Two months later, it won’t stop raining, and Clementine and Sam can’t stop asking themselves the question: What if we hadn’t gone?

In Truly Madly Guilty, Liane Moriarty takes on the foundations of our lives: marriage, sex, parenthood, and friendship. She shows how guilt can expose the fault lines in the most seemingly strong relationships, how what we don’t say can be more powerful than what we do, and how sometimes it is the most innocent of moments that can do the greatest harm.
 
Review: I read this book because my high school women friends (we've got to get a better name for this group) chose it to read together. We figured it would be a good pandemic read: light, fun, easy. And it is that, but it's also much more.

I really enjoyed Big Little Lies and figured this book would be a combination of relationships gone wrong, secrets, and tensions (both surface and deep), and I was not wrong. Moriarty does this well. While the 6 main characters are friends, there is a low level rumble that you don't feel at first, but it builds as the story unravels. Clementine and Erika have been friends for decades, but obviously resent each other at some level. Everyone else has their happy everyone-gets-along moments, but there is something at the back of the reader's mind that tells them to beware, all is not what it seems. 

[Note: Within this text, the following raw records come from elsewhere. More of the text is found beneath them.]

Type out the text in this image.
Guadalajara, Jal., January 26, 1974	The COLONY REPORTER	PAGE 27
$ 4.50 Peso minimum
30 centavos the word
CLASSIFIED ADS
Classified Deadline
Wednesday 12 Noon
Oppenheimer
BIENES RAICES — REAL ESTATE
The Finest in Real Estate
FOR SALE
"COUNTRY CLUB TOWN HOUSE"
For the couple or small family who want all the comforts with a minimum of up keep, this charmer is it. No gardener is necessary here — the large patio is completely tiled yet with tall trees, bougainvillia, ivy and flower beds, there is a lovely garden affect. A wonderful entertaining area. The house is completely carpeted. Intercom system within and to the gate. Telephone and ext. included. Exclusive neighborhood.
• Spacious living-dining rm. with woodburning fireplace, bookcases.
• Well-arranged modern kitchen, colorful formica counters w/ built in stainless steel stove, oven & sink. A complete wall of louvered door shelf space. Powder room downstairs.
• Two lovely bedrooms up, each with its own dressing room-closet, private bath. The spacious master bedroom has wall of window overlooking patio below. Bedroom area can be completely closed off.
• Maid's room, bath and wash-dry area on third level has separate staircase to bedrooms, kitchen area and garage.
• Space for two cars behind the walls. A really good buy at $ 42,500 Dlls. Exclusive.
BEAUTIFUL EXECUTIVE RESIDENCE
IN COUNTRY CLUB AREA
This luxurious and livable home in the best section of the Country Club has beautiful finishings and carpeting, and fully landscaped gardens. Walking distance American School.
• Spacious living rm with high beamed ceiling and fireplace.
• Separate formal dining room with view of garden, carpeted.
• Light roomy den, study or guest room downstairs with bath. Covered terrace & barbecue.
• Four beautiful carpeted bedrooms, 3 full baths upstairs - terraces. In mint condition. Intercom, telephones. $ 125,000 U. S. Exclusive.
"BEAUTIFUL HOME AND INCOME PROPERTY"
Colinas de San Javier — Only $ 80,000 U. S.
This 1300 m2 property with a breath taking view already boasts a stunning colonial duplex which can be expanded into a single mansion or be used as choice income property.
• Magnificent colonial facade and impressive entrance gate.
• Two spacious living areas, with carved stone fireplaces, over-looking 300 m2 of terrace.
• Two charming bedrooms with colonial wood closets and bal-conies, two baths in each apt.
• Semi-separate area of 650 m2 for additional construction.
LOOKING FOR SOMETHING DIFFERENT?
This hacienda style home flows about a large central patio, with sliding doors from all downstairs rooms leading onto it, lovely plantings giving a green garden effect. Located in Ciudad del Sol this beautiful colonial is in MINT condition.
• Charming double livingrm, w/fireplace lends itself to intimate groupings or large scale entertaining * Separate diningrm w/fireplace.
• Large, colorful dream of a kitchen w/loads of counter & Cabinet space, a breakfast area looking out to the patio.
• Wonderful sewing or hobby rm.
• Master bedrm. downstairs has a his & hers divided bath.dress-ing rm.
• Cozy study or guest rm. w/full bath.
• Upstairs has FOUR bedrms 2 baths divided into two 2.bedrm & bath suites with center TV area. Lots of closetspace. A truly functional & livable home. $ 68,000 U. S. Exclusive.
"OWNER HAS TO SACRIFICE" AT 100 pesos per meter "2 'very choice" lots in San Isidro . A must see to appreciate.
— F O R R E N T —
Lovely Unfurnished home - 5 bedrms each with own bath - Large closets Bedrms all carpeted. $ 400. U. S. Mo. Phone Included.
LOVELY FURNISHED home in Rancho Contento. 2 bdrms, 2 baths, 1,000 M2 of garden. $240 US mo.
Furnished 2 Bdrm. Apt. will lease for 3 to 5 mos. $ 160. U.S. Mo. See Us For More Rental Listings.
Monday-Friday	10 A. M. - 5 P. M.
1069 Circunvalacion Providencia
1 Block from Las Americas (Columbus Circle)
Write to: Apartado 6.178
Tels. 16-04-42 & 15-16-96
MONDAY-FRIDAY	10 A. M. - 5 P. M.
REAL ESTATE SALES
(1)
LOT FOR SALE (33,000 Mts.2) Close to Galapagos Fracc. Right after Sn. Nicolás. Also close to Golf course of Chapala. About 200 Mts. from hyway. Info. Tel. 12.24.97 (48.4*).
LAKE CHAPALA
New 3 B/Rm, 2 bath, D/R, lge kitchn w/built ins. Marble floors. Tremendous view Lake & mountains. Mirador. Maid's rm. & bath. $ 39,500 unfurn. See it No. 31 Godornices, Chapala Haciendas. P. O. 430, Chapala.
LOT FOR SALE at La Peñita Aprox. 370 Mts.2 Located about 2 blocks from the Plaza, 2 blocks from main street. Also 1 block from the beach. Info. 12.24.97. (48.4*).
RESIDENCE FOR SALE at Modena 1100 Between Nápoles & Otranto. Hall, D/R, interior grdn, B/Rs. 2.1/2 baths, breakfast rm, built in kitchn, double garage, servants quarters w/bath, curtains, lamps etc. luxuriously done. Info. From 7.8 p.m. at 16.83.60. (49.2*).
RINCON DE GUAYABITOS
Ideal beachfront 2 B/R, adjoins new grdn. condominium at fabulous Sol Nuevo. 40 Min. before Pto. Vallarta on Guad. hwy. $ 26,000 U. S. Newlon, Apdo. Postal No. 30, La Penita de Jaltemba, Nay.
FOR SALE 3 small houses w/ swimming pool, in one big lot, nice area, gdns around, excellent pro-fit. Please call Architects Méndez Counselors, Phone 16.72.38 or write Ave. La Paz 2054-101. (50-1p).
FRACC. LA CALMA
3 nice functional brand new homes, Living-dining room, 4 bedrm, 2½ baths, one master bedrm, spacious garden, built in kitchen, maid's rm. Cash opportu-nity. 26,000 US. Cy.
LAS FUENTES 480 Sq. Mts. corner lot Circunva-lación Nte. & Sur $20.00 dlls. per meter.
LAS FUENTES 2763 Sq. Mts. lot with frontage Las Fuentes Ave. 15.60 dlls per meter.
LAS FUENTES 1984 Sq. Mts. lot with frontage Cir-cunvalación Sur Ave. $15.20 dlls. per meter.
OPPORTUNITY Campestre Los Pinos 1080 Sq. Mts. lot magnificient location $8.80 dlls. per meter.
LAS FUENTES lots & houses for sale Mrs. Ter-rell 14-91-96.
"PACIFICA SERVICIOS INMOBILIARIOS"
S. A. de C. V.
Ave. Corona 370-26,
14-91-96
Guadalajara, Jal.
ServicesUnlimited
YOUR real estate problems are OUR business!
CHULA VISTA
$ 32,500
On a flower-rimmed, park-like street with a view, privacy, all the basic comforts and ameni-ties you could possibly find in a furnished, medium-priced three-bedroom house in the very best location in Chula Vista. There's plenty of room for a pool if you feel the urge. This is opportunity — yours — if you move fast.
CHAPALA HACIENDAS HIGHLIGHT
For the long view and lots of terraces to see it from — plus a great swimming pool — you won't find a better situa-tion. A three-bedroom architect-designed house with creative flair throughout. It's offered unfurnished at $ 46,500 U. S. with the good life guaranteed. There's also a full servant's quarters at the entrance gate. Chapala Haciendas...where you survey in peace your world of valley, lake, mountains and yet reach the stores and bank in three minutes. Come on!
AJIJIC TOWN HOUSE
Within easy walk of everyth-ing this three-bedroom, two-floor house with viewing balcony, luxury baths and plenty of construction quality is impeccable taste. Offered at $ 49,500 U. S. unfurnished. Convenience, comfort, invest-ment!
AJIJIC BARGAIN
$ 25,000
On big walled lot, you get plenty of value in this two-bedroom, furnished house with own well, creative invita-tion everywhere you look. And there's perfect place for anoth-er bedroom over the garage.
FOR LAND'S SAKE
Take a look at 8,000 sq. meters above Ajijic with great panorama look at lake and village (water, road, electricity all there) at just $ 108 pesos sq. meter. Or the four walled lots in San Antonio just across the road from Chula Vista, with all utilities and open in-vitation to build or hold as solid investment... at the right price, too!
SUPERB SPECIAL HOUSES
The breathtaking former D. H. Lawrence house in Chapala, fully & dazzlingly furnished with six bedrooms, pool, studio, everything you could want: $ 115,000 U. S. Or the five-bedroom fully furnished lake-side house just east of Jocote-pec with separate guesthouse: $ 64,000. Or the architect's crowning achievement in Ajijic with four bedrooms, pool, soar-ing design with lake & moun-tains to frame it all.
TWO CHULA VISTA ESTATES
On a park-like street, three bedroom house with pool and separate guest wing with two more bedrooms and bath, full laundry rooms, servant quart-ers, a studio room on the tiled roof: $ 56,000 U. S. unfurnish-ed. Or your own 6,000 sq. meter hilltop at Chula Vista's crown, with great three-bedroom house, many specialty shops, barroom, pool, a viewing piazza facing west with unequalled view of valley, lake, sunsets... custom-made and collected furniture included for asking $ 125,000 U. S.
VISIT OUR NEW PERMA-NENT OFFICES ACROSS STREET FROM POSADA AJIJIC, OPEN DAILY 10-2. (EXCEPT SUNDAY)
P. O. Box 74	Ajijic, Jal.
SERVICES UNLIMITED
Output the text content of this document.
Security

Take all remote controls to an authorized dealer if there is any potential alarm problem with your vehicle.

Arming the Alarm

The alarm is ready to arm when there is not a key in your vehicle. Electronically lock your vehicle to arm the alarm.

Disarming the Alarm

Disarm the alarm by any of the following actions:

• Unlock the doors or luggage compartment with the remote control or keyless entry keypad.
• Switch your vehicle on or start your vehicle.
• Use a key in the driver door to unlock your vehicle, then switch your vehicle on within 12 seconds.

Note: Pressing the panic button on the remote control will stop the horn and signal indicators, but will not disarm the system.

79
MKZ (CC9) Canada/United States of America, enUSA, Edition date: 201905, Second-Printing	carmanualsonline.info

The novel alternates chapters between "the day of the barbecue" and now (a few weeks/months later). The build up to the reveal of what actually happened is huge, and for me, too drawn out. I found myself wanting to read just about the barbecue and not as much about the current timeline, though it is relevant.

This is a good pandemic read. I enjoyed it and finished 560 pages over just a couple days.